Dorénavant trop assimilé à son prédécesseur par les enseignants, le ministre de l’éducation nationale reste une cible pour la droite qui dépose contre lui une proposition de loi qui sera examinée le 11 avril. Pap Ndiaye n’est il plus que la trace d’un épisode politique dépassé ?

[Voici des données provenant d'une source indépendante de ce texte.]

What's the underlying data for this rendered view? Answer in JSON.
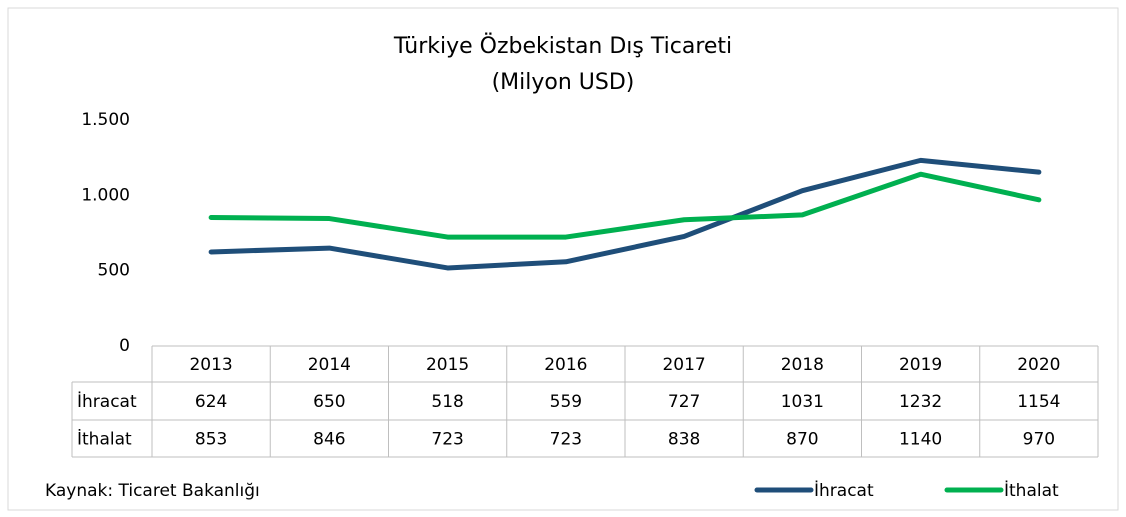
{
  "chart_data": {
    "type": "line",
    "title": "Türkiye Özbekistan Dış Ticareti",
    "subtitle": "(Milyon USD)",
    "categories": [
      "2013",
      "2014",
      "2015",
      "2016",
      "2017",
      "2018",
      "2019",
      "2020"
    ],
    "series": [
      {
        "name": "İhracat",
        "color": "#1f4e79",
        "values": [
          624,
          650,
          518,
          559,
          727,
          1031,
          1232,
          1154
        ]
      },
      {
        "name": "İthalat",
        "color": "#00b050",
        "values": [
          853,
          846,
          723,
          723,
          838,
          870,
          1140,
          970
        ]
      }
    ],
    "ylim": [
      0,
      1500
    ],
    "yticks": [
      0,
      500,
      {
        "value": 1000,
        "label": "1.000"
      },
      {
        "value": 1500,
        "label": "1.500"
      }
    ],
    "grid": false,
    "legend": "bottom-right",
    "source": "Kaynak: Ticaret Bakanlığı"
  }
}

L’échec de l’ouverture vers les enseignants

Lundi 6 mars 2023, après seulement une heure de discussion, la totalité des organisations syndicales de l’éducation nationale claquent la porte. Elles quittent la table des négociations sur ce qui devait être l’instrument de la reconquête de l’électorat enseignant : la revalorisation. Dans un rarissime communiqué commun, elles dénoncent le « nouveau pacte » que Pap Ndiaye propose. Elles y voient « un instrument qui ne répond en rien aux attentes des collègues et aux besoins de l’Ecole« . « Le Pacte va conduire à un alourdissement de la charge de travail des personnels. Aucune réponse n’est apportée à la question des inégalités salariales femmes / hommes« , dénoncent-elles. « Le Pacte standard c’est 24 h face élèves, dont les remplacements de courte durée auxquelles on ajoute 24 h de découvertes des métiers et 24 h dans le cadre des projets CNR« , précise S Vénétitay, secrétaire générale du Snes-FSU. « C’est donc au moins 50 h de travail sans compter la préparation pour 3750 € annuels bruts« . Soit moins de 100€ par mois pour 1h30 par semaine devant élèves. La revalorisation, annoncée depuis des années, ne fait pas que s’éloigner au fur et à mesure des années. Son montant fond au fil des précisions ministérielles et des mois d’inflation.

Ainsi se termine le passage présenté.